В 1977 году, после смерти его жены, нежной и хрупкой Тани, Слуцкий исчез. Душевная болезнь внезапно отрезала его от всех нас. Недавно еще приходил ко мне, и мы яростно спорили о Твардовском: Слуцкий, уважая его как поэта, не мог простить редактору «Нового мира» неприязненного отношения к молодой поэзии 50–60-х годов. Мы не доспорили, разговор оборвался будто на полуслове и – не возобновился. Больше я Бориса не видел.

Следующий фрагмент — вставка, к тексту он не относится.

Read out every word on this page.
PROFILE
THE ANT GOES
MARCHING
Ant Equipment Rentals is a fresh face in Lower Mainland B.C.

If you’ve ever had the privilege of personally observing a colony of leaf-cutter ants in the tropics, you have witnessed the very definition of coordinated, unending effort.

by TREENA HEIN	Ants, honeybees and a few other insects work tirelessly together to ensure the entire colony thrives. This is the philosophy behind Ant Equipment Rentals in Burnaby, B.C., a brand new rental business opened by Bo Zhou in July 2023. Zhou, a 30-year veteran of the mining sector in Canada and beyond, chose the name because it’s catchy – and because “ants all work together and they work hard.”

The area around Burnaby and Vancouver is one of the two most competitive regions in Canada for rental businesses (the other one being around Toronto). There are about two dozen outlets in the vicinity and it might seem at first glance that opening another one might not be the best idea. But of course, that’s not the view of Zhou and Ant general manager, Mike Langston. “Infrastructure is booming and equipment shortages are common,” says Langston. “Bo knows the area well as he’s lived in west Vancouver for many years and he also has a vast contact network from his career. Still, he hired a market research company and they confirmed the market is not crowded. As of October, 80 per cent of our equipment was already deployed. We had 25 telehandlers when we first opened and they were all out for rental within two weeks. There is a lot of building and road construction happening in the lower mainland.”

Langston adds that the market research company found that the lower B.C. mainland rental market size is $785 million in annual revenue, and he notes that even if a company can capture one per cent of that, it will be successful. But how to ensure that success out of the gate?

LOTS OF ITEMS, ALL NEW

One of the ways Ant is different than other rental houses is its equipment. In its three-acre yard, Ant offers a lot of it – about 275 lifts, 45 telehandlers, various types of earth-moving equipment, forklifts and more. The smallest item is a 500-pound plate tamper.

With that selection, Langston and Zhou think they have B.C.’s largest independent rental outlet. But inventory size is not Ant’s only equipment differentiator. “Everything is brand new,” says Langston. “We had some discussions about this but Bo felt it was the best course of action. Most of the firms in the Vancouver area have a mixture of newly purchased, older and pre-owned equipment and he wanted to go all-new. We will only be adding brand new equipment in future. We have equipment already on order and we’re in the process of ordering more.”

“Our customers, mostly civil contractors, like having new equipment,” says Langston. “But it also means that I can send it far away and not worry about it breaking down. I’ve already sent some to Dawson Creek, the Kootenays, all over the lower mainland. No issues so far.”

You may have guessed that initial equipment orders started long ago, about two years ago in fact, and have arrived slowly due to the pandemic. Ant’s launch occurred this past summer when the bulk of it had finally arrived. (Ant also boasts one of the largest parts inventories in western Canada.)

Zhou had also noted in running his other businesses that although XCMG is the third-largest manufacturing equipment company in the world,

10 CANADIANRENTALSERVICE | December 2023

Но, странное дело, его как бы уже не было нигде, а стихи его изредка появлялись в журналах. Когда он умер, они стали появляться еще чаще. В самое последнее время я впервые глазами прочитал многие вещи, которые раньше знал только на слух, только с его голоса.
Тем, что поэтическое наследие Слуцкого сбережено и теперь уже почти полностью опубликовано, мы обязаны благородному труду Юрия Леонардовича Болдырева. Я смею считать себя другом Слуцкого – хотя бы потому, что в надписях на книгах, которые он мне дарил, неизменно повторяется слово «друг». Но все вместе мы, друзья Слуцкого, не сделали для него столько, сколько один, лишь по телефону знакомый мне Болдырев – вернейший из друзей.[59]59
«Театральная газета», 1988, № 4.
[Закрыть]
Галина Аграновская. «Когда я уйду, я оставлю свой голос…»
(О дружбе Бориса Слуцкого с Анатолием Аграновским.)
1957 год. С осени этого года состоялось наше близкое знакомство с Борисом Слуцким. Стихи его любили. Расположение его чувствовали.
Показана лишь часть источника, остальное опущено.